Mark Crowther, MD, MSc, is a professor of medicine, chair of the Department of Medicine, and Leo Pharma Chair in Thromboembolism Research at McMaster University.
In what situations should we perform additional testing for thrombophilia in patients without antiphospholipid syndrome and without any of the 5 basic congenital thrombophilias? What tests to order? Should they include the activity of coagulation factors VIII, IX, and X, and evaluation of the fibrinolytic system (TAFI, plasminogen, PAI-1 activity)?
Thrombophilia testing is a real problem because the most common 5 abnormalities, that is, factor V Leiden; the prothrombin gene mutation; and deficiencies in protein C, protein S, and antithrombin probably constitute the large majority of caused episodes of venous thromboembolism.

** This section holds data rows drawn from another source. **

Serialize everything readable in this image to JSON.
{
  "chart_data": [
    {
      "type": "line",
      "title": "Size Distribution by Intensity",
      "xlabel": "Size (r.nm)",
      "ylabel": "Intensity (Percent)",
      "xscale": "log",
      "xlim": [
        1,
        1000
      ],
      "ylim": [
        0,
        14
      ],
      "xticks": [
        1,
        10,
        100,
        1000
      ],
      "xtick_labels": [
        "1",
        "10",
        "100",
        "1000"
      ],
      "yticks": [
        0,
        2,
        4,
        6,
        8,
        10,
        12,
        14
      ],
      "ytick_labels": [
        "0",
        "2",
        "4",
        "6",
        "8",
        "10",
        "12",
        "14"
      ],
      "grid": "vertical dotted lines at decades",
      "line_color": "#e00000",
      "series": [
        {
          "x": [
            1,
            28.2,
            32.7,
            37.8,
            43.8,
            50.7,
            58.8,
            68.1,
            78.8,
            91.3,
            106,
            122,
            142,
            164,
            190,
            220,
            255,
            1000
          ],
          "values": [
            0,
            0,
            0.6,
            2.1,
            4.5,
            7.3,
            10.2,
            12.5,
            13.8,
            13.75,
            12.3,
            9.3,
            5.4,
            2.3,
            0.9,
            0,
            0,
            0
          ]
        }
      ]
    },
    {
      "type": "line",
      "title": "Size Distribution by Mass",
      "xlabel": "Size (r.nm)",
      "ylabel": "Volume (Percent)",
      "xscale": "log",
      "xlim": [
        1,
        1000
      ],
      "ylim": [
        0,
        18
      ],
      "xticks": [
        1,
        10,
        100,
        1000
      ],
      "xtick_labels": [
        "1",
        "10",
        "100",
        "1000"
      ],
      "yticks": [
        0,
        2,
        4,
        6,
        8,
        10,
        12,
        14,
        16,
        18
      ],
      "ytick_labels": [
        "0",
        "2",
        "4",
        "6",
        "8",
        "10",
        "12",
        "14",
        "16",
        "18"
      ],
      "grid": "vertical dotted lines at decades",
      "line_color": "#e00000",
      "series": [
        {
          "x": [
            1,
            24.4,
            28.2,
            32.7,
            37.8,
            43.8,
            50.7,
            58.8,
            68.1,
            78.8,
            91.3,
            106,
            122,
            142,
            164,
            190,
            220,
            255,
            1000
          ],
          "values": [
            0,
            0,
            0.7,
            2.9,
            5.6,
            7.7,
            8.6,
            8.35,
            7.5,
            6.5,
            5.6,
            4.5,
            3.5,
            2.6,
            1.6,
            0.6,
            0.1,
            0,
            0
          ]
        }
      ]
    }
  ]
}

However, we very rarely test for these, and if we very rarely test for the common ones, it’s extraordinarily unusual for us to test for the very rare thrombophilias. So in fact, I would say that almost never should we even be considering testing for these rare things. We never test for coagulation factor VIII and IX levels—we simply don’t do it—and we would only test for things like homocysteine or other rare causes in very appropriate settings. For example, in the setting of consanguinity, we might think about hyperhomocysteinemia, which might be a cause of venous or arterial thrombosis. In fact, in the talk that I am going to be doing at this conference [McMaster International Review Course in Internal Medicine] on thrombophilia, I’m going to focus on some of these very rare causes of thrombophilia, which I would only consider in extraordinarily unusual but very specific clinical circumstances.
So the message is, in general, thrombophilia testing is vastly overused, and if the thrombophilia testing is not going to affect our decisions with respect to management, we would recommend against its use.